After all, this was not a place she knew. A tower rose along the crest of the hill, neatly fitted, freshly mortared, with walls reaching to either side and vanishing into pine forest. There was no telling how far such a wall extended, only that it seemed to mark the border of someone’s land.
Yet the sense of dislocation lasted only a moment. She shifted. Her right knee scraped against a sharp rock. Her left foot jammed up against the side of the hill. A stem of grass tickled her nose, and she sneezed, and everything transformed.
“Ai, Lady!” she said, and sat back on her heels, not knowing whether to laugh or cry.
She had certainly come back to where she started, to the very place in the land of the Ashioi where she had once dwelled. That tower had stood in ruins at the crest of a hillside which, in exile, had dropped precipitously into a vale of mist. Now the tower had been repaired, together with the wall. Fresh chalk brightened the White Road, as the Ashioi called it: the border of their land. The knife edge along which the ancient spell had cut the land of the Ashioi away from Earth.
She slid backward, careful with her gear, to let the hanging grass conceal her. If the Ashioi captured her, she would have to escape, and therefore she would have to fight. If they shot her with poisoned arrows, she might not survive a second brush with the toxin.
She would not go back.
She held out her hand, middle fingers curled in and thumb and little finger extended, and measured the horizon in the way that Da had taught her long ago. The sun stood one span above the rosy horizon. Above, much of the sky remained clear. Soon it would become night, and she could measure the stars and judge the season and, possibly, her latitude, comparing the angle and azimuth with what was stored in her city of memory. The catalog of stars written into Da’s Book of Secrets and the cunning astrolabe were lost to her, but Da had taught her well enough that she was not dependent on them; they only made things easier, and more accurate. She must walk west and nort
h. It would be a long journey to Wendar, but she had made that journey before. She could do it again.
She sighed and closed her eyes, and perhaps because of the lazy glamour of sunlight against her face or perhaps because she was really just that exhausted, she slipped into a doze.
Woke.
Day melted into night. The sun’s rim winked gold at the horizon, caught in a notch in the distant hills and visible only because of that last spasm of light.
A person was sitting next to her, perfectly still and quiet.
She choked down a cry of surprise, and reached for the sword she no longer carried.

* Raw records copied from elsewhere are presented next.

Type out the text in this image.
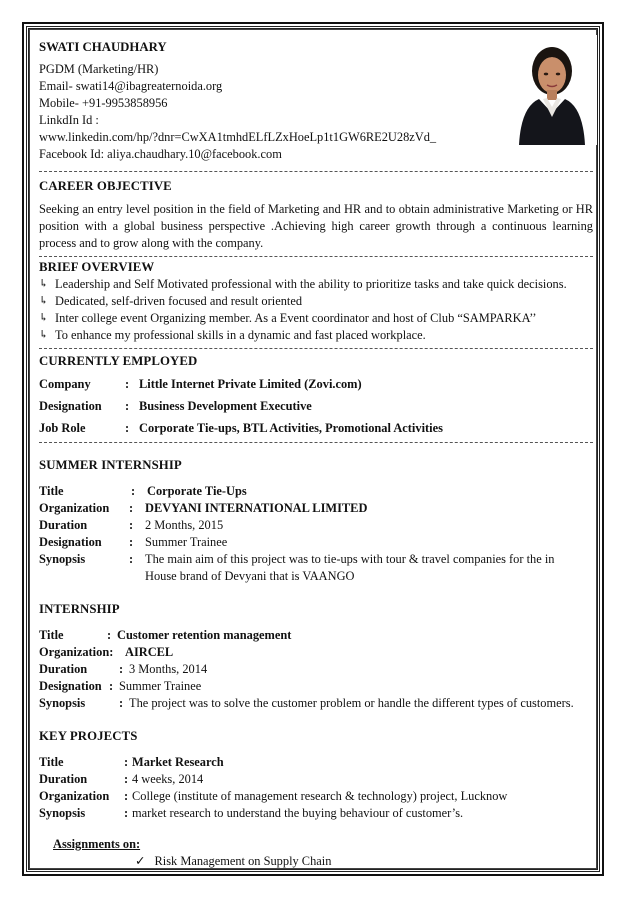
SWATI CHAUDHARY
PGDM (Marketing/HR)
Email- swati14@ibagreaternoida.org
Mobile- +91-9953858956
LinkdIn Id :
www.linkedin.com/hp/?dnr=CwXA1tmhdELfLZxHoeLp1t1GW6RE2U28zVd_
Facebook Id: aliya.chaudhary.10@facebook.com
CAREER OBJECTIVE
Seeking an entry level position in the field of Marketing and HR and to obtain administrative Marketing or HR position with a global business perspective .Achieving high career growth through a continuous learning process and to grow along with the company.
BRIEF OVERVIEW
↳ Leadership and Self Motivated professional with the ability to prioritize tasks and take quick decisions.
↳ Dedicated, self-driven focused and result oriented
↳ Inter college event Organizing member. As a Event coordinator and host of Club “SAMPARKA’’
↳ To enhance my professional skills in a dynamic and fast placed workplace.
CURRENTLY EMPLOYED
Company	: Little Internet Private Limited (Zovi.com)
Designation	: Business Development Executive
Job Role	: Corporate Tie-ups, BTL Activities, Promotional Activities
SUMMER INTERNSHIP
Title	: Corporate Tie-Ups
Organization	: DEVYANI INTERNATIONAL LIMITED
Duration	: 2 Months, 2015
Designation	: Summer Trainee
Synopsis	: The main aim of this project was to tie-ups with tour & travel companies for the in House brand of Devyani that is VAANGO
INTERNSHIP
Title	: Customer retention management
Organization: AIRCEL
Duration	: 3 Months, 2014
Designation : Summer Trainee
Synopsis	: The project was to solve the customer problem or handle the different types of customers.
KEY PROJECTS
Title	: Market Research
Duration	: 4 weeks, 2014
Organization	: College (institute of management research & technology) project, Lucknow
Synopsis	: market research to understand the buying behaviour of customer’s.
Assignments on:
✓ Risk Management on Supply Chain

“It’s just me,” Eldest Uncle said.
She shrieked, and laughed as her heart pounded and her hands shook.
“Shhh!” he whispered. “We must get you out of here, Bright One.”
“How did you find me?”
He smiled. “Despite your attempt to conceal yourself, you are visible from the road. I took a walk to seek out a particularly good meadow of earth-apple that lies a morning’s walk from here. Its oil eases the ache in my joints, and the long walk does me good. Coming back, I saw you. I diverted the twilight patrol. Best we move quickly.”
She grimaced, rubbing her thighs. “Yes. What do you suggest?”
“Only the patrols walk the outer roads these days. The great armies have run west and east to combat our enemies.”
“Have the Ashioi gone to war?”
“There is much news to tell you.”
“I have my own news. What I have seen—!”
He nodded. “In time, we can discuss all this. Meanwhile, there is also a person you can help, if you wish to. As soon as it is full night, we will walk in the shroud of darkness.”
She looked up at the heavens. A high haze obscured the zenith. All that she had seen, climbing the thread of aether, was hidden to her. She could not see the fixed stars, the wandering stars, or even the moon. Only in the west did she glimpse the flash of a star in that gash along the far hills where the haze had not yet settled.